Because he was a diplomat, marriage still had to wait, and to stay with him she finally had to pretend to be a child's governess. It was with that role that she first arrived in Japan in 1901. Four years later, the imperial authorization to wed arrived and, after 17 years of courtship and subterfuges, the couple finally married in London in 1905. For reasons of protocol, she took Japanese citizenship and a Japanese name. Her husband suggested Iso (磯), meaning seaside, because she loved the beach so much and because it sounded a little like Ethel. After the wedding she followed him around the world, finally returning to Japan with him, never to leave again. She liked the country and successfully adapted to it, even giving English lessons to members of the Imperial Family, among them Prince Chichibu, brother of Emperor Hirohito.

She died in 1930 in Kamakura and her funeral was held in a Christian Methodist church. After the Christian ceremony, the Vice Abbot from the great Engaku-ji Zen temple took the pulpit, pronounced a eulogy and recited a sūtra for her soul.
She is buried in the Mutsu family's yagura in the Jufuku-ji temple's graveyard in Kamakura, not far from the cenotaphs of great historical figures Hōjō Masako and Minamoto no Sanetomo. Her son Ian Mutsu became a famous newsman and documentary director.

== Kamakura: fact and legend ==

Iso Mutsu was one of the first foreigners in Japan to understand that Kamakura's attraction lies in its extraordinary past and in its temples. She wrote her work after years of research, during which she interviewed temple abbots, high priests and monks. She also consulted Japanese texts, among them the famous Azuma Kagami, a medieval book that describes in great detail 80 years in the life of the city, and the Taiheiki, a medieval war epic.

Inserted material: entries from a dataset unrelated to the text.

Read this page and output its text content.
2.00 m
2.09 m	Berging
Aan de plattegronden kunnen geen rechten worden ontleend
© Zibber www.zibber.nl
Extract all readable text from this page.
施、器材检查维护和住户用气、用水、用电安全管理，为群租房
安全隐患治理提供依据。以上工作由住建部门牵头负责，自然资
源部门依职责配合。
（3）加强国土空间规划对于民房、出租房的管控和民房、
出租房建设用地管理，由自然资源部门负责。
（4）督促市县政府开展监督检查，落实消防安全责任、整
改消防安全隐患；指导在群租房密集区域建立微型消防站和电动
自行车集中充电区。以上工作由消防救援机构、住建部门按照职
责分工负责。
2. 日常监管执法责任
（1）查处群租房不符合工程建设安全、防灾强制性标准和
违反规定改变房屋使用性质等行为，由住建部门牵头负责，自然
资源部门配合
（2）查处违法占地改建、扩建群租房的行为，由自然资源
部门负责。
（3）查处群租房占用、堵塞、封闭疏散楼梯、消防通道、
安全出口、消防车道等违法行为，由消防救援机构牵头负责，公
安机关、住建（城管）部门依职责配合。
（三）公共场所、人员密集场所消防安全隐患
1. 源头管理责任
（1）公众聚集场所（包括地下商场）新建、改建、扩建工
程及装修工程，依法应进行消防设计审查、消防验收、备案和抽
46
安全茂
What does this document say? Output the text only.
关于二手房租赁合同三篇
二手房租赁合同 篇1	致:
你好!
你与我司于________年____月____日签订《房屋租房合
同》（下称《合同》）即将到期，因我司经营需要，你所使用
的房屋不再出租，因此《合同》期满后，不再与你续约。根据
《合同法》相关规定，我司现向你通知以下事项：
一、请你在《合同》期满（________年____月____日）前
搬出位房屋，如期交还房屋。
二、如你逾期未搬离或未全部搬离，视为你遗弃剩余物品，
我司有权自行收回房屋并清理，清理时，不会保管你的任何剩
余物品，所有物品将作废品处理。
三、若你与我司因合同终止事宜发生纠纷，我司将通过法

The book contains a condensed history of the city of Kamakura and an introduction to over 40 historical locations and temples ranging from Enoshima to Ofuna. She was swimming in Sagami Bay when the Great Kanto earthquake of 1923 struck, and she described the experience in the 1930 edition of her guide. Mutsu's book was republished first in 1930, then in an updated version in 1995 thanks to a grant from the Tokyo Club, and finally in 2006.